Thirdly, for each frequency band and each measure calculated above, the map configurations over participants were compared between patients with MSD and healthy controls using topographical randomization test as in Koenig et al.50, which was performed in the following way: (1) The global map dissimilarity (GMD) between the group-averaged topographical maps was computed. GMD is an index to describe topographic differences between conditions regardless of the relative strength, and is obtained by calculating the square root of the mean squared differences between all corresponding electrodes after two given scalp topographies have been recalculated against the average reference and normalized to unitary strength (i.e., divided by its own global field power)51. The GMD index is inversely related to the spatial correlation between two scalp topographies and varies from 0 (map homogeneity) to 2 (map inversion)52. (2) The individual topographical maps of all the participants were randomly assigned to two groups, and the new group-averaged topographical maps were obtained through averaging the individual maps within each group. A new GMD was computed. This procedure repeated for 5,000 times, which yielded the GMD distribution under the null hypothesis. Chance probability of obtaining GMD larger or equal to the observed GMD was established50.

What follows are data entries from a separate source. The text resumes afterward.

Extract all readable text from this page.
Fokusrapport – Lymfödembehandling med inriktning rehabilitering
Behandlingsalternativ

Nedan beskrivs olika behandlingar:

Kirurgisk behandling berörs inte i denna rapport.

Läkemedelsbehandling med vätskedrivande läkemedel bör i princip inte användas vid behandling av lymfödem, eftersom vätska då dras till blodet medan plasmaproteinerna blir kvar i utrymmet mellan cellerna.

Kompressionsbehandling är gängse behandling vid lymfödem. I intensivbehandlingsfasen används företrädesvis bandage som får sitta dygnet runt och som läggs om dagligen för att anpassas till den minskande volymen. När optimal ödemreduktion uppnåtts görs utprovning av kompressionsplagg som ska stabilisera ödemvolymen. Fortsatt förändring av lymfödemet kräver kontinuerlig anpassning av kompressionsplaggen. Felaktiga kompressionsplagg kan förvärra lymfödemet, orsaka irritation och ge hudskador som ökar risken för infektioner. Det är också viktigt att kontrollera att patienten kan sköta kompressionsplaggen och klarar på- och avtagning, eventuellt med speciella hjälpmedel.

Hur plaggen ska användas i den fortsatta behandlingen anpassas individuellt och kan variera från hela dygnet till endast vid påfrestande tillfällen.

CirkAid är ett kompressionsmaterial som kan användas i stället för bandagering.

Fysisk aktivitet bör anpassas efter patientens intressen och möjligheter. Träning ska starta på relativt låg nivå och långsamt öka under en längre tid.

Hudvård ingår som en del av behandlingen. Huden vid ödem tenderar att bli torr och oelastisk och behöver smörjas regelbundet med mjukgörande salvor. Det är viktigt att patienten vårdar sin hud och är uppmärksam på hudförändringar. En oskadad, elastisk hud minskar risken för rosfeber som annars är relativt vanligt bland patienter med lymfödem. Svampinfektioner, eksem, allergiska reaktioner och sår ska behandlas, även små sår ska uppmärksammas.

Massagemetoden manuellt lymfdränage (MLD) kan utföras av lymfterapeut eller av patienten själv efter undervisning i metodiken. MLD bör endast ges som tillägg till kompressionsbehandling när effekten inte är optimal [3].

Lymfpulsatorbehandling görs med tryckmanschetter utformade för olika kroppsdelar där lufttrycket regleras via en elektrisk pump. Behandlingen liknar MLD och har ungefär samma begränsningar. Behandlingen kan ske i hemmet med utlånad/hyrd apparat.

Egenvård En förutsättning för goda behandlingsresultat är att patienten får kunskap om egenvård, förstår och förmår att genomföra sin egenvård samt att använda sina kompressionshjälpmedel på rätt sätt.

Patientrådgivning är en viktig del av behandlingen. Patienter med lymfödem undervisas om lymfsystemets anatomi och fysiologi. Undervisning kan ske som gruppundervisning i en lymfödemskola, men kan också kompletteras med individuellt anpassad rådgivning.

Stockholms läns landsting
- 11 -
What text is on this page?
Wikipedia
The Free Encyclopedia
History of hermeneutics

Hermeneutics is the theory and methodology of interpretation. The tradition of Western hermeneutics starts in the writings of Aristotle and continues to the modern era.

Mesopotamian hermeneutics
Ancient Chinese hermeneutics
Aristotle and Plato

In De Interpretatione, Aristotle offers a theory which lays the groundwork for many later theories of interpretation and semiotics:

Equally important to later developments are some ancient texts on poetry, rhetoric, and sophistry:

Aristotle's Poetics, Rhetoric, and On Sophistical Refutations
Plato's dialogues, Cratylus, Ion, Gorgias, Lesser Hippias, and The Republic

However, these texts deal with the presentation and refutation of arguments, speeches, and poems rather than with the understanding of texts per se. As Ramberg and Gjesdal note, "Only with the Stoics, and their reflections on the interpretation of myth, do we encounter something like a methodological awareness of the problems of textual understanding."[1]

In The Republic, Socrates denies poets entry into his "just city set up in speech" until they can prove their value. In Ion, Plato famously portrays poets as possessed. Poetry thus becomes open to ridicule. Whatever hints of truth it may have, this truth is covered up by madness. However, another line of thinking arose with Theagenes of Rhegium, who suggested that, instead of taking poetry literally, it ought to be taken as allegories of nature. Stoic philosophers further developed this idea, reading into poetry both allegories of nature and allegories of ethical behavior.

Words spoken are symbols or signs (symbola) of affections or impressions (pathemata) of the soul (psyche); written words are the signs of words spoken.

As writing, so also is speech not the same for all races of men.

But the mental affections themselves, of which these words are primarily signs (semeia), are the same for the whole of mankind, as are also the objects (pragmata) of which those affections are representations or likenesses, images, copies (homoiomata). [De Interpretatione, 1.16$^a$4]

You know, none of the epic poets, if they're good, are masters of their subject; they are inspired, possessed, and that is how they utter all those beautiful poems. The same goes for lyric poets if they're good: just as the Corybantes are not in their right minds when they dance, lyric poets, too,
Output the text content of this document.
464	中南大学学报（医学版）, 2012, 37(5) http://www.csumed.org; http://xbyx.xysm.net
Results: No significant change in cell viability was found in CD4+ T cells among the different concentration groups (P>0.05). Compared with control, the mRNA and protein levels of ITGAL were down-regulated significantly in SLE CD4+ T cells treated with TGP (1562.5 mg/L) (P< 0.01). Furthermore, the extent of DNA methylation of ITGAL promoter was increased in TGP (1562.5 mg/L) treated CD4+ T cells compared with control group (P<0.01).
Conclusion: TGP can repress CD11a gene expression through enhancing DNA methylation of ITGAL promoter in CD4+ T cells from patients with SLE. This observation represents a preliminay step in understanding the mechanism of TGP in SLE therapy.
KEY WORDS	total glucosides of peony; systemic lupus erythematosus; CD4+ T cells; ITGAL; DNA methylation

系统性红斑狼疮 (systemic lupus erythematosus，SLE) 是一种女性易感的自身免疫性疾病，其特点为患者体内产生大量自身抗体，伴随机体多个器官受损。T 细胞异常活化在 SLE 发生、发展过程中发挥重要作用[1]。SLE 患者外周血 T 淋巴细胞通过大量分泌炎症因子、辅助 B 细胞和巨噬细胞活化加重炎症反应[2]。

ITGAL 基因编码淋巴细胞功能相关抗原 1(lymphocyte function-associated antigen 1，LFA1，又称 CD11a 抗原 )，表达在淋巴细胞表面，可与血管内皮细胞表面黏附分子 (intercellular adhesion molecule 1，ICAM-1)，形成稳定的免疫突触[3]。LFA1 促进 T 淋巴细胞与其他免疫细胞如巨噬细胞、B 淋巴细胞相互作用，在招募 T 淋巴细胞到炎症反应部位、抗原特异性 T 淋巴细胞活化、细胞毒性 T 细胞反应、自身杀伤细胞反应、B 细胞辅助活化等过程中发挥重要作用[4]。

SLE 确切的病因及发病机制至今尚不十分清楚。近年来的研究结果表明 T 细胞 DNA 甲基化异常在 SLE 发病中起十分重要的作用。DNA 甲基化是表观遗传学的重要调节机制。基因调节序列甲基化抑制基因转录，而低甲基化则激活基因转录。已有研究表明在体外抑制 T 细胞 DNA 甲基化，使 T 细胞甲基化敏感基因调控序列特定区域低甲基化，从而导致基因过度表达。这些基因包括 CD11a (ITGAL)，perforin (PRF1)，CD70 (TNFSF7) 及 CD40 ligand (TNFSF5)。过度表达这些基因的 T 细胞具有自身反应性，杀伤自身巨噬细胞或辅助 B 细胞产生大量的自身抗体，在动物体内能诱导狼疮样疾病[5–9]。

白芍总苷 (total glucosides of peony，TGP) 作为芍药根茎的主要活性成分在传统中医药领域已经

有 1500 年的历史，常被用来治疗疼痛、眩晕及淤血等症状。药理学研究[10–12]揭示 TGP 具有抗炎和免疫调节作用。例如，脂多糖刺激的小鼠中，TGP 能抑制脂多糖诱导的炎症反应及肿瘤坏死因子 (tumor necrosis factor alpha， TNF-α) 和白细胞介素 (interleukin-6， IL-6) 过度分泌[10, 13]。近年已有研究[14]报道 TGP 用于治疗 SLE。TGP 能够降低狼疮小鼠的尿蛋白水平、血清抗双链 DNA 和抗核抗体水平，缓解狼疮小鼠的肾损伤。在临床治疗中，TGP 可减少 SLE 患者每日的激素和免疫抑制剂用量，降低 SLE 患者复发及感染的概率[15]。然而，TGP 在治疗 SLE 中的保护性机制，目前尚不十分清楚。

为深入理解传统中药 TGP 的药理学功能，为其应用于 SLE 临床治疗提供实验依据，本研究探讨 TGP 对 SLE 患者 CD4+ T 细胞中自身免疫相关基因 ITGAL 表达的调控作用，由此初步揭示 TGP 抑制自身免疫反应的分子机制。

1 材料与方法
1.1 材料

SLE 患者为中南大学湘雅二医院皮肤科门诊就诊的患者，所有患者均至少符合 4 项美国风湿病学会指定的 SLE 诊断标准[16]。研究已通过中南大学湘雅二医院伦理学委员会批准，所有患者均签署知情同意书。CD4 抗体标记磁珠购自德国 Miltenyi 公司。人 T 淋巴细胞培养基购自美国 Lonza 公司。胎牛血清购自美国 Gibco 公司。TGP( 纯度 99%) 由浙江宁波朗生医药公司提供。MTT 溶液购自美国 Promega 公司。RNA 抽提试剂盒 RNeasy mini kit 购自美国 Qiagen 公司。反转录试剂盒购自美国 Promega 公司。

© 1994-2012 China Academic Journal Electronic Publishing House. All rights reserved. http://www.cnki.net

Finally, we systematically assessed the Pearson correlation coefficients between age and the metrics used here (i.e., DFA exponent, life-time biomarker and waiting-time biomarker) on each electrode, each group and each frequency band. Figure S2 illustrates the relationship between age and the metrics that reflected temporal correlations on the electrodes with the maximum correlation coefficient for alpha and beta band. Note that, although these correlation coefficients were significant on certain electrodes, they were not significant after FDR correction. Even so, the variable age was used as covariate anyway in the current study.